Here’s a debate to mull over, when the issue of people versus machines (or simply less people) is discussed during your management meetings. When the cost-cutting tends to revolve around the number of employees you have, how do you know just how efficient to go?

I’d like to share an example of what I mean. I’m a proponent of The Underdog, which is why I’ve always tried to give struggling Winn Dixie some business. About four years ago, they had spent mega bucks renovating their Fruitville store in Sarasota into a real model for the future. Their fresh produce was better displayed, and a deli with hot take-out food was improved to a top-notch level.  They’d remodeled using wider aisles, added a good wine selection…and much more. When I went in there for the first time, and began to walk around, all I could say was Wow! So, pushing my cart around (that was even good…no square wheels!!) I gathered a few things and finally made it to “check-out.” Being about four in the afternoon, I’d expected the store to be kinda busy. Sadly, it wasn’t, but the handful of customers lining up to check out (me being one of them) were faced with two harried cashiers…So, checking out was slow…No fault of the two heroes at the register! This was not an anomaly: I’ve been back a number of times—a glutton for punishment maybe? It seems that while Winn Dixie spent all this money “in the store” to make it look friendly and attractive, nevertheless that last element…that human contact… was sadly missing and still is. Oh, and they’re beginning to add “Self Check-out” which I loathe.

Also, here’s a quick snapshot of the arch rival…Publix. A Publix store on Bee Ridge Road recently upgraded. But they maintain their eight or ten “regular” check-out lines…And three lines for express ten items or less. But it gets even better…At their newly minted “Service Desk” were four registers, with (gasp) four service/cashier types there. Incidentally, that “Service Desk” also provides for the customer that runs in, grabs one or two items, and can check out at “service.” Now, from a “Bean Counter’s” perspective…If one walked in cold and saw (gasp) all these folks manning Regular check out, Express, and Service, they’d quickly calculate…that model is way too expensive and can never work and make money. Of course, the dirty little secret is all those food supermarkets live and die on super-thin single digit profit margins. Publix’s “secret,” which is hiding right there in plain view is simple: Lots and lots of volume, handled in a super-efficient way…Again (gasp), with a whole bunch of “People.” And to beat this scenario to death just a little more, with a hypothetical question…Would you rather shop where you have to endure the wait, with only two cashiers struggling to check you out, or would you prefer the competition’s model where at that peak time has a total of fourteen or more “People” handling that volume?  Very efficiently, I’d add.

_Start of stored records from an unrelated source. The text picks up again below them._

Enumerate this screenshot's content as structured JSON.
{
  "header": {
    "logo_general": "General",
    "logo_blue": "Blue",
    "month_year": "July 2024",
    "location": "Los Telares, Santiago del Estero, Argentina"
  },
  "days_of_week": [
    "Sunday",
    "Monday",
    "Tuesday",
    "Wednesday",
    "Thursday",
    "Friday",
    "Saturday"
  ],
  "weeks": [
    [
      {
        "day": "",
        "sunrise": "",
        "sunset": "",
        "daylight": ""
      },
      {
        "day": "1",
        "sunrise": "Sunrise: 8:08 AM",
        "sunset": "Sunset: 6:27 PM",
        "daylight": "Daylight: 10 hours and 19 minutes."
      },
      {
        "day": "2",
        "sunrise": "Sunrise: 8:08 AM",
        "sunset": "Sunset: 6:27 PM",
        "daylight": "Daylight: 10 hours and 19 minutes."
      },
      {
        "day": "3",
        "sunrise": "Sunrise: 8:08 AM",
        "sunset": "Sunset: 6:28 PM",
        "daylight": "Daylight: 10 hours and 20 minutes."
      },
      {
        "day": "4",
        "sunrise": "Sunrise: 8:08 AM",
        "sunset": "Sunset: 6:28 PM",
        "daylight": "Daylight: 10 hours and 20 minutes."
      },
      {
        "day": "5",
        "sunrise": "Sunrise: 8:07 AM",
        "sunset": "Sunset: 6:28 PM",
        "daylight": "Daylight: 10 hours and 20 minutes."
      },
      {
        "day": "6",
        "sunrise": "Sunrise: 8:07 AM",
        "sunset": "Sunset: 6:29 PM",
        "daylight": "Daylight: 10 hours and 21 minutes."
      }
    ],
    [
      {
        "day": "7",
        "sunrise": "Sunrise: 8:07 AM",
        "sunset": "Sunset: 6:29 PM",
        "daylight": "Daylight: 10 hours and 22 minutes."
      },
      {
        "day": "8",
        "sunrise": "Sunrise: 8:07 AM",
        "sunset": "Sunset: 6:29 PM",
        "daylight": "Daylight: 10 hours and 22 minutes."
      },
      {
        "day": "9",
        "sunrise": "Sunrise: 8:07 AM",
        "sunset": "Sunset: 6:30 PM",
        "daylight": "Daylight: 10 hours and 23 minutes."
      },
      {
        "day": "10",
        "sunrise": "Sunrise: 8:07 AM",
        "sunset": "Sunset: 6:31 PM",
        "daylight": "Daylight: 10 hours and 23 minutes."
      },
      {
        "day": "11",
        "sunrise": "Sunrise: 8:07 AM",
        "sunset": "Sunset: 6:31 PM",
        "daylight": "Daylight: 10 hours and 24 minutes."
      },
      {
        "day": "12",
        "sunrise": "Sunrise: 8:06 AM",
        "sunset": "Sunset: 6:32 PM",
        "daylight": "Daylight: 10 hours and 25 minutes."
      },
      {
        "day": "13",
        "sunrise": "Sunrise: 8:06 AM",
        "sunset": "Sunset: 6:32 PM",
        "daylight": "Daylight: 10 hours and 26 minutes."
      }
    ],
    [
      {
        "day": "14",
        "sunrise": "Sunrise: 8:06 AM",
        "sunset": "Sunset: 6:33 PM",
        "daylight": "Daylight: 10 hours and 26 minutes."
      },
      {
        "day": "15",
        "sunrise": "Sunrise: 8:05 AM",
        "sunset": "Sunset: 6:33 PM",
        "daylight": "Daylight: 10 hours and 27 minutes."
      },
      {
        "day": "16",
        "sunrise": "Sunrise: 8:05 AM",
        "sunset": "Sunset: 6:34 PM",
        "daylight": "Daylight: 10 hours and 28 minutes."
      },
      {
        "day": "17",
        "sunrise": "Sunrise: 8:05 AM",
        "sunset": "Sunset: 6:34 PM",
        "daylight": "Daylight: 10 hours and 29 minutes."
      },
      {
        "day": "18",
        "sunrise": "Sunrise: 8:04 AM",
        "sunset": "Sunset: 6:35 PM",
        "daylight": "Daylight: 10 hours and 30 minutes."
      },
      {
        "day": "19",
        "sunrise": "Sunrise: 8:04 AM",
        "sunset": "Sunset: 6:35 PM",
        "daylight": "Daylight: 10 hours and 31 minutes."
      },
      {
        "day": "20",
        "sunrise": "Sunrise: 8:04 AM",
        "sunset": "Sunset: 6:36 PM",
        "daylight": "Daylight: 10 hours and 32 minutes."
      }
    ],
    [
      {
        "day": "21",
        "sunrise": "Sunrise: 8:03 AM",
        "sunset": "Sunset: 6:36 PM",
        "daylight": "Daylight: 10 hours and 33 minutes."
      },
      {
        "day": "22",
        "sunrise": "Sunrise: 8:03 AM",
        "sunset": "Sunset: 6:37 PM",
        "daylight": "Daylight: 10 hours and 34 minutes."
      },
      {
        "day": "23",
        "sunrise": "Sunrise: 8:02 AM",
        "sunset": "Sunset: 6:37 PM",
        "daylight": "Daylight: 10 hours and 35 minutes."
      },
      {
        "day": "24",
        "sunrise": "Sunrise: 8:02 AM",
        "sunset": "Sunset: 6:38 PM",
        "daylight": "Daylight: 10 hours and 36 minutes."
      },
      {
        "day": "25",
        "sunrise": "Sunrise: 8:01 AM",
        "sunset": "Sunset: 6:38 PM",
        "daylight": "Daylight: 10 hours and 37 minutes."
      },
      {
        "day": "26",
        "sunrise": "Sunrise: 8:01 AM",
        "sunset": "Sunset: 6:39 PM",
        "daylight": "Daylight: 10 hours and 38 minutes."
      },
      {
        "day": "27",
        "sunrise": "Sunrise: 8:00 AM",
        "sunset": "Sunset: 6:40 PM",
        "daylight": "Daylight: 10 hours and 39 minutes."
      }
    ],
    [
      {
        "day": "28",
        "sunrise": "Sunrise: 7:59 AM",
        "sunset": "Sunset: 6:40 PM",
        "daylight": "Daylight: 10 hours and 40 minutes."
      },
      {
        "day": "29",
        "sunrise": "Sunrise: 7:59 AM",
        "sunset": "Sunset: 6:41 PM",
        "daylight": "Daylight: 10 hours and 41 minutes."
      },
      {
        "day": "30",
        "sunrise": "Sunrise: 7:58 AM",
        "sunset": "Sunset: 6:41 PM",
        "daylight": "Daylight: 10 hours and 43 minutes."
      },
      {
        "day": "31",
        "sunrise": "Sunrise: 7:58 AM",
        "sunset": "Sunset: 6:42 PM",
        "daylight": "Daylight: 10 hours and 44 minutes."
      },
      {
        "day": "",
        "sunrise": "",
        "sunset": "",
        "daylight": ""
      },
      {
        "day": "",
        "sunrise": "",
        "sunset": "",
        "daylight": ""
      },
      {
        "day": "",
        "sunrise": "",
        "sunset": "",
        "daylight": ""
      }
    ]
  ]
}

So, the reason for this whole snapshot of “poorly run” to “well run”….As we wind up our year in our industry…How much praise and thanks do we pass on to that myriad of folks, who working all together, “Make It Happen”? Each and every day! I think, although the human element seems to be pushed more to the background, it is still the most important element in grading “Success…or Failure.” It’s real food for thought as we “Brave” into 2020 and try to figure out the best formula for making it work well, and wind up on the black side of the ledger…

Happy and Blessed Holidays…And good, successful selling for the year ahead.